S'agissant de la croissance, la Chine est le principal marché de croissance du secteur, suivi des États-Unis et d'autres pays densément peuplés comme l'Indonésie, l'Inde et le Vietnam. Pour les 12 mois à venir, 77% des personnes interrogées prévoient de la croissance en Chine, plus d'un tiers en prévoient au Moyen-Orient, tandis que l'on s'attend à de fortes baisses en Europe et à Hong Kong.
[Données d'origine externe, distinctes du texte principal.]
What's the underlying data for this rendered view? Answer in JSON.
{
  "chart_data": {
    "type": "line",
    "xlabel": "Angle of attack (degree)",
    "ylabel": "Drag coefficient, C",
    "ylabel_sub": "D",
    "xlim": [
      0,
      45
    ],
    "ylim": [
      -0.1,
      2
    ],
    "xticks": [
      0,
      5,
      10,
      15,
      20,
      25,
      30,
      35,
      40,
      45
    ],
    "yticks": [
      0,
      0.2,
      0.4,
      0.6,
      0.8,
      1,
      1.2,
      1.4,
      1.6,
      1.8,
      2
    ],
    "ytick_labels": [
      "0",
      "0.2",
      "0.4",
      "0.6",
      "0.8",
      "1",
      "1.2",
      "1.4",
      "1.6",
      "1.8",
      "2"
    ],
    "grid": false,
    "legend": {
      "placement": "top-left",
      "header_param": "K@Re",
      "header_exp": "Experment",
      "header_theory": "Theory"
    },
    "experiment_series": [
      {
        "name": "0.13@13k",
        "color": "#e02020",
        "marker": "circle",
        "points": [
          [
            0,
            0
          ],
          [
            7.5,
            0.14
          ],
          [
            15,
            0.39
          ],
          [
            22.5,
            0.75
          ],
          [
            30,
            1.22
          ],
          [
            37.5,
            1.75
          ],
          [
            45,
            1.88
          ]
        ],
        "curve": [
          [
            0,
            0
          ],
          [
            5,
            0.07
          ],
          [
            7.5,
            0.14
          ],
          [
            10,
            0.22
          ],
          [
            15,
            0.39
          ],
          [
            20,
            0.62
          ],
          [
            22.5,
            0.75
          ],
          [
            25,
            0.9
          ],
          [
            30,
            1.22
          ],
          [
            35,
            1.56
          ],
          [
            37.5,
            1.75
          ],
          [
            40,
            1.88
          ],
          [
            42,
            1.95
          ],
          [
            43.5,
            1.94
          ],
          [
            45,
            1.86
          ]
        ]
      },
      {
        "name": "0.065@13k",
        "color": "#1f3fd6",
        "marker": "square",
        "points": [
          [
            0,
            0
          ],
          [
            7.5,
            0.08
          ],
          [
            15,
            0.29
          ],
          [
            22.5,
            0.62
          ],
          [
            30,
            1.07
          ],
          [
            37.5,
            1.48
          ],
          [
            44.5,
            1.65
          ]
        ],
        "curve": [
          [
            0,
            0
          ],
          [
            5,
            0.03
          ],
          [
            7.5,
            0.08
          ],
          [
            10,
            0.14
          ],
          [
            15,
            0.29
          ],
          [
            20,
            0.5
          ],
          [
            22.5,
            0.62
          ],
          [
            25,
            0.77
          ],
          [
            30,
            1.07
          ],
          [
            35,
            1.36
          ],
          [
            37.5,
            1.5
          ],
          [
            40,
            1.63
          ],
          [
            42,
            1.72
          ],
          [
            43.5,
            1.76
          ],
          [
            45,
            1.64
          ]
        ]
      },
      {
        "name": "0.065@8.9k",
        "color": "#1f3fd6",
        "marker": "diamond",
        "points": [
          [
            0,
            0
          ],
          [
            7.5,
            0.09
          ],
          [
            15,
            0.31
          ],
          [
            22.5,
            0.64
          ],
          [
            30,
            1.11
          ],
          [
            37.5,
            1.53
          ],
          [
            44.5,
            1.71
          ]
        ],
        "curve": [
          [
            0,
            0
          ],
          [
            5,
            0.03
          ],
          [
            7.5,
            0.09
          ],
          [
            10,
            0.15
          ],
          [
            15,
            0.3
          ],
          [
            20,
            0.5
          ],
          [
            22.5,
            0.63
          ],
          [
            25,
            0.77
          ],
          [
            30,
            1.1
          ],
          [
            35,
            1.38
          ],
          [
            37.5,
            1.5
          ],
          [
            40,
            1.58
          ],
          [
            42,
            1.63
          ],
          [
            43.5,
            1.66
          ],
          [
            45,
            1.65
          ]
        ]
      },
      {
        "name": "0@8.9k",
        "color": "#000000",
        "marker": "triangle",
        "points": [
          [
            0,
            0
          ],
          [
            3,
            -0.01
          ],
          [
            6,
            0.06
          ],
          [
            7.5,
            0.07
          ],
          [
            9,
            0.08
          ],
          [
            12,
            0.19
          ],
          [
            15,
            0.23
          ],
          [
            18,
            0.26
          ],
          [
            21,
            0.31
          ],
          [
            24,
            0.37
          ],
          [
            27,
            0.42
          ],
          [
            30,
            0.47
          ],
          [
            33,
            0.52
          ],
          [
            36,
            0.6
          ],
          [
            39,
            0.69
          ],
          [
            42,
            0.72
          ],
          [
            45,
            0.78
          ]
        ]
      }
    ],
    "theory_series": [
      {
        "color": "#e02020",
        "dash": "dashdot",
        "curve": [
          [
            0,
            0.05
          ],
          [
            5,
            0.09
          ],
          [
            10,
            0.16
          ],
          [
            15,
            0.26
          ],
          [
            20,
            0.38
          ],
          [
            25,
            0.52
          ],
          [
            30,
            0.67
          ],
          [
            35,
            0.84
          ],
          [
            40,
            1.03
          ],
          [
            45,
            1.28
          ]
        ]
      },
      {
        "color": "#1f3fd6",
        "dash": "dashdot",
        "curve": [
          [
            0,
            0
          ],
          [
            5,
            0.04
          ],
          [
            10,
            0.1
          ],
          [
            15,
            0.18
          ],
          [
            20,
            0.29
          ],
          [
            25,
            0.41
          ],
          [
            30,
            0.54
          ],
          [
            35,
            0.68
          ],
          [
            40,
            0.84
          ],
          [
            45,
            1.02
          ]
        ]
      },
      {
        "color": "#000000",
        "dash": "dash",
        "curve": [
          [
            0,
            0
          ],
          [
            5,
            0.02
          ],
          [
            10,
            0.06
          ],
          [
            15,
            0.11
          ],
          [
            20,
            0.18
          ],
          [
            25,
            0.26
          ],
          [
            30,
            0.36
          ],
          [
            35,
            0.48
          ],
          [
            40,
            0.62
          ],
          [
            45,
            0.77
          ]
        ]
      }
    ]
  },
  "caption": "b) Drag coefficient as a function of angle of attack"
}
Les meilleures perspectives de vente sont dans le haut de gamme. Les montres mécaniques de luxe ont en effet joué un rôle moteur dans la reprise estivale en Chine et cette tendance devrait se poursuivre.

Orientation vers la durabilité

L'industrie horlogère suisse prend de plus en plus conscience de l'importance de la durabilité et de l'éthique au sein de l’ensemble de sa chaîne de valeur. Près de 90% des cadres interrogés estiment que la durabilité est un thème important pour l'industrie horlogère suisse. Cependant, seulement la moitié des sondés communiquent activement sur leurs initiatives environnementales et ils sont moins d'un tiers à publier un rapport sur la durabilité. L'évolution des demandes des consommateurs, le souhait de l'entreprise elle-même d'être plus durable, ainsi que les médias sont autant de facteurs qui incitent à une plus grande transparence. Selon notre enquête, plus de 50% des consommateurs en moyenne déclarent tenir compte de la durabilité lorsqu'ils achètent une montre.

Karine Szegedi déclare : « Dans le secteur de la mode et du luxe en général, on observe un passage accéléré vers la durabilité, les créateurs et joaillers se concentrant de plus en plus sur des matériaux respectueux de l'environnement, l'approvisionnement responsable et la valorisation des déchets. Cela ne fera que gagner en importance dans les années à venir, y compris dans l'industrie horlogère. »

À propos de l'étude «Deloitte sur l'industrie horlogère suisse»

Le présent rapport est la setième édition de l’Etude Deloitte sur l’industrie horlogère suisse. Il repose sur un sondage en ligne et des entretiens menés entre mi-août et mi-septembre 2020 auprès de plus de 55 cadres supérieurs de l’industrie horlogère. Cette étude est également fondée sur un sondage en ligne réalisé par le fournisseur de données Research Now auprès de 5’800 consommateurs en Chine, France, Allemagne, Hong Kong, Italie, Japon, Singapour, Suisse, Émirats arabes unis, Royaume-Uni et États-Unis.